9. Method according to one of the preceding claims, characterized in that the nutrient medium containing ammonium ions, substrate and aqueous residue is pasteurized before inoculation.
10. Method according to one of the preceding claims, characterized in that the substrate or the nutrient medium is heated to a maximum temperature of 70°C, preferably a maximum of 68°C, before inoculation.
11. Method according to one of the preceding claims, characterized in that the substrate and / or the nutrient medium has a bacterial content of a maximum of 10 6 exhibits KbE / mL.

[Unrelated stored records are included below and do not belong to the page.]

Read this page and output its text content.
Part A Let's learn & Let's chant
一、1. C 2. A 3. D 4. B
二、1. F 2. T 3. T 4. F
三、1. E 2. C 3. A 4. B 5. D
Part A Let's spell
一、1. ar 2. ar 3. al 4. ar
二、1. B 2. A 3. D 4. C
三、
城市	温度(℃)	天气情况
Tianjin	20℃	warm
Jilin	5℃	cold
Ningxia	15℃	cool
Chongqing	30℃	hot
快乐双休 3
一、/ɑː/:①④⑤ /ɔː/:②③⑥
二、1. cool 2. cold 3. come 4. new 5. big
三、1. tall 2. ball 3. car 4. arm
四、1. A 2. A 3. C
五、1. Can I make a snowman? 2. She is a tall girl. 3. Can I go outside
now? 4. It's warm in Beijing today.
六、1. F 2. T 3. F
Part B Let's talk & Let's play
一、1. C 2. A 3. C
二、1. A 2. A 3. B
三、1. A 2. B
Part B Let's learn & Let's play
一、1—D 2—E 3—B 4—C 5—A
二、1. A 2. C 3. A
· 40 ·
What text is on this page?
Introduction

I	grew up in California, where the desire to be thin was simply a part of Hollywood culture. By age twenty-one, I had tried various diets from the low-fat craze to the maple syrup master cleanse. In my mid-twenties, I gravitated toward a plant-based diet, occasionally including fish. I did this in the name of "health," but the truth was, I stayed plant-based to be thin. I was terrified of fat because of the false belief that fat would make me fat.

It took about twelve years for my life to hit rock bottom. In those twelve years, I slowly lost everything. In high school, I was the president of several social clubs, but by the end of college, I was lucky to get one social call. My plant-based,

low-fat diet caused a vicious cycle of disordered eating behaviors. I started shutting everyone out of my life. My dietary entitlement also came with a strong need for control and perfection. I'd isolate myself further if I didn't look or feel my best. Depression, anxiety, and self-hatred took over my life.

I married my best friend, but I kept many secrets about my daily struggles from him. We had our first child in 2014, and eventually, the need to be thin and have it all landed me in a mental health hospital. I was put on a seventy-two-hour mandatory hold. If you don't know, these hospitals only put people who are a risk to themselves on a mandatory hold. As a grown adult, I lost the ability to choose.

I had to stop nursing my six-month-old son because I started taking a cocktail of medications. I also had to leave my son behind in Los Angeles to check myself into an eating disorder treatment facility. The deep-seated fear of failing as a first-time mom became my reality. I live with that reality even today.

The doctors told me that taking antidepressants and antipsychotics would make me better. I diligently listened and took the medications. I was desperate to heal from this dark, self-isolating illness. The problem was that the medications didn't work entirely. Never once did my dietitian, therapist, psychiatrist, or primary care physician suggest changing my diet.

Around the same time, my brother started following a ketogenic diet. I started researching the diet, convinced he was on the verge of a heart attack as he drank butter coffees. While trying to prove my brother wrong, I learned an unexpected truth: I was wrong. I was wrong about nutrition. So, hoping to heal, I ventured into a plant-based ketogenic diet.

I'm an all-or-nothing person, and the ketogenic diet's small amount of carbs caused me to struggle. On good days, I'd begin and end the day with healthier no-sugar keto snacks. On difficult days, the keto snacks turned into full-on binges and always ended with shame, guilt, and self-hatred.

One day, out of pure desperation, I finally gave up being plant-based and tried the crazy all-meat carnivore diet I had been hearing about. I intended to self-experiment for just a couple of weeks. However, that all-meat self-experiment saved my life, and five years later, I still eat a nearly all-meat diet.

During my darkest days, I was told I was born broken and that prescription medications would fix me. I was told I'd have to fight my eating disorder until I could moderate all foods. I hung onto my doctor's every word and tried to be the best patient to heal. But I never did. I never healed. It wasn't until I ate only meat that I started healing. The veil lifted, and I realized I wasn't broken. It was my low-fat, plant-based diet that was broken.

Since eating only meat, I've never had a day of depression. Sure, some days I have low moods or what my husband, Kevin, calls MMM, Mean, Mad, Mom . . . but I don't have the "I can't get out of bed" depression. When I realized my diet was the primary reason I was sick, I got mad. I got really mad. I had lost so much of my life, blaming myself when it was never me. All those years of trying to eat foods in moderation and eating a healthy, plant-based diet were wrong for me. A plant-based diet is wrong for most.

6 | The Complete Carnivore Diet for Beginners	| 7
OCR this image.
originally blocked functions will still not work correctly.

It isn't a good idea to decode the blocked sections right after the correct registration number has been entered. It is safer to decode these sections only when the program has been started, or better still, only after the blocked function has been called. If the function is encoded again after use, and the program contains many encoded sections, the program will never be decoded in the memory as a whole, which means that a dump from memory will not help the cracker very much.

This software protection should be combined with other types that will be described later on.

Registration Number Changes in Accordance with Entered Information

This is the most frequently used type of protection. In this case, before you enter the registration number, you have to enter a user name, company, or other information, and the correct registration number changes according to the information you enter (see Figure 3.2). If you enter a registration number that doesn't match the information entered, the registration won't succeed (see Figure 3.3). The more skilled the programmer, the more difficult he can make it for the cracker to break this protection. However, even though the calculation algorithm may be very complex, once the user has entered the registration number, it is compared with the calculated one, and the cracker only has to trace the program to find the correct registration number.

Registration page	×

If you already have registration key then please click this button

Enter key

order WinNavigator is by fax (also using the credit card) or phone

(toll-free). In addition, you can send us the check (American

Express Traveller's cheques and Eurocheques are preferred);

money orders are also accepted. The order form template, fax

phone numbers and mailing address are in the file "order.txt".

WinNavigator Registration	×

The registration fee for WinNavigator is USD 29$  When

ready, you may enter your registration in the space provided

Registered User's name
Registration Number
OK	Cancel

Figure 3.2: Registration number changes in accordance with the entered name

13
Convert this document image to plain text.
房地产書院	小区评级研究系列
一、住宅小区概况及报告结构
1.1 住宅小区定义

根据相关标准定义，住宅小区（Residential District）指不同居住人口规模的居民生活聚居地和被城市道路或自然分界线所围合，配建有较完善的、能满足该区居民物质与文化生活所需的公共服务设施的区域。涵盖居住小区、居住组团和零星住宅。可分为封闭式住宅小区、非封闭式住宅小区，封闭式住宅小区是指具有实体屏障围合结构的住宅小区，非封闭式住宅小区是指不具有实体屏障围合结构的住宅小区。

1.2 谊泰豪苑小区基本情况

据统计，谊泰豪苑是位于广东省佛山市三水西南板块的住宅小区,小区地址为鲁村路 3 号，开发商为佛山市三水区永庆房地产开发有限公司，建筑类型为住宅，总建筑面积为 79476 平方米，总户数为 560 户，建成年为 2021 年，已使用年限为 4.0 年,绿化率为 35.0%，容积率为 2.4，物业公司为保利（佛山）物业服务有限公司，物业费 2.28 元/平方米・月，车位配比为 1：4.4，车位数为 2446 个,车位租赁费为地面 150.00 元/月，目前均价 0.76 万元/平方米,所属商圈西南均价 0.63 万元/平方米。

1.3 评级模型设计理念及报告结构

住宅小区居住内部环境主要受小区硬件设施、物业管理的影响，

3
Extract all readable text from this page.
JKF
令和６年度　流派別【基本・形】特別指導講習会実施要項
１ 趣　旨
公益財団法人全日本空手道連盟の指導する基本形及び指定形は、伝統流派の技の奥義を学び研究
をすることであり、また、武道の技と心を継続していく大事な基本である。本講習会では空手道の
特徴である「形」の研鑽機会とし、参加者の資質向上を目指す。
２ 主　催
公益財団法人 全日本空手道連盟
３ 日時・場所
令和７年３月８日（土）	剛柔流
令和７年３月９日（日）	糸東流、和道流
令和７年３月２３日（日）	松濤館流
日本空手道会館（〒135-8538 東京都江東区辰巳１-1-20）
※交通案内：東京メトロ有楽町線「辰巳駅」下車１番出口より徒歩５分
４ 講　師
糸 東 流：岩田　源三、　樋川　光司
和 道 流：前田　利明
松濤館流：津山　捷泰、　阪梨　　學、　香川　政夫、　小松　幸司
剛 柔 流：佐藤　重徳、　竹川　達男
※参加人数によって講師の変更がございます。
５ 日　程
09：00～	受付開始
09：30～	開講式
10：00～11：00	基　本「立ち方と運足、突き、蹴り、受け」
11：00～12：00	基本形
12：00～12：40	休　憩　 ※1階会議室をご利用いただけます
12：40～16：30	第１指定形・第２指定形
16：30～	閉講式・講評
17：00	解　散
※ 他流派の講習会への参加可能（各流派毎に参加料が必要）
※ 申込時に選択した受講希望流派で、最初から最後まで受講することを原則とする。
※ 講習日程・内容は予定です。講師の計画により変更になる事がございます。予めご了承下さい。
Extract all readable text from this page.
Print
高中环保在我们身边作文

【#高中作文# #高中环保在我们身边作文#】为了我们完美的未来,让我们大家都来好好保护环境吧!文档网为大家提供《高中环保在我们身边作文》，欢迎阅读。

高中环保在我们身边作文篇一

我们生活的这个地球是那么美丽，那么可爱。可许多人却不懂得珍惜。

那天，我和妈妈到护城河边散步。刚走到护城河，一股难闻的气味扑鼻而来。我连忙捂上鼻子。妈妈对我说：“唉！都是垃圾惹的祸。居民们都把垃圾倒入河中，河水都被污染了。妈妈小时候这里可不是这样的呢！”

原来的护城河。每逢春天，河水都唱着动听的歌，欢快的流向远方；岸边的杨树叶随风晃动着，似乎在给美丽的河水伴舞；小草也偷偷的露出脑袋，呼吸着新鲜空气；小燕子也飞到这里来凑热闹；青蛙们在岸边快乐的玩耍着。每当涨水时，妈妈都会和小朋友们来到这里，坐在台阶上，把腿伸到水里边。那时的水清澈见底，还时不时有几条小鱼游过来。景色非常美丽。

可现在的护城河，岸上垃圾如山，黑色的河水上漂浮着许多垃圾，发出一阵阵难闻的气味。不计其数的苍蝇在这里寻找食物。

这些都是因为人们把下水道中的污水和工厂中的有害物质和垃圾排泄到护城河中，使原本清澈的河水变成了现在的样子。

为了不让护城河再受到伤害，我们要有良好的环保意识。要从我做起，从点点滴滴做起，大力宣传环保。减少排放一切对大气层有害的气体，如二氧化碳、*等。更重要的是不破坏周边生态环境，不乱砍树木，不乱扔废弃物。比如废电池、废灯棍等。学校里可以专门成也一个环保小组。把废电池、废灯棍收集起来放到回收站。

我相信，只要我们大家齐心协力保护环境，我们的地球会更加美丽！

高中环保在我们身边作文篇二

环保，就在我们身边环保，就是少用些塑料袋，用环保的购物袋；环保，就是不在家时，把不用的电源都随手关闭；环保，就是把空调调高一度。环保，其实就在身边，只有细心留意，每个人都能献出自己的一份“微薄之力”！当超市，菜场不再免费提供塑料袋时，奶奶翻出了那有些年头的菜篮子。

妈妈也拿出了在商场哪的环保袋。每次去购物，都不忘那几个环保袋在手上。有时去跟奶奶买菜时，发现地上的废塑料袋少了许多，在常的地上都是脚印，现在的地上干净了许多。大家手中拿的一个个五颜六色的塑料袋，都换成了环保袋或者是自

12. Method according to one of the preceding claims, characterized in that, prior to step 2), the bacterial content of the substrate and / or the nutrient medium is reduced to a maximum of 10 by pasteurization or partial sterilization. 6 13. Method according to one of the preceding claims, characterized in that pasteurization is carried out by heating to 68 °C to 120 °C for 20 to 120 min, preferably up to 60 min.
14. Method according to one of the preceding claims, characterized in that inoculation is carried out by adding fragmented mycelium, which is fragmented by shearing into aggregates of a maximum of 10 hyphae.
15. Method according to one of the preceding claims, characterized in that the substrate is contained in the aqueous nutrient medium to a weight of 20 to 40% dry matter.
16. Method according to one of the preceding claims, characterized in that in step 3) the fermentative production of fermenter broth is carried out up to a content of the fermenter broth of cultivated mushroom mass of 10 to 30 g / L dry matter.
17. Method according to one of the preceding claims, characterized in that the fungus is Aspergillus oryzae.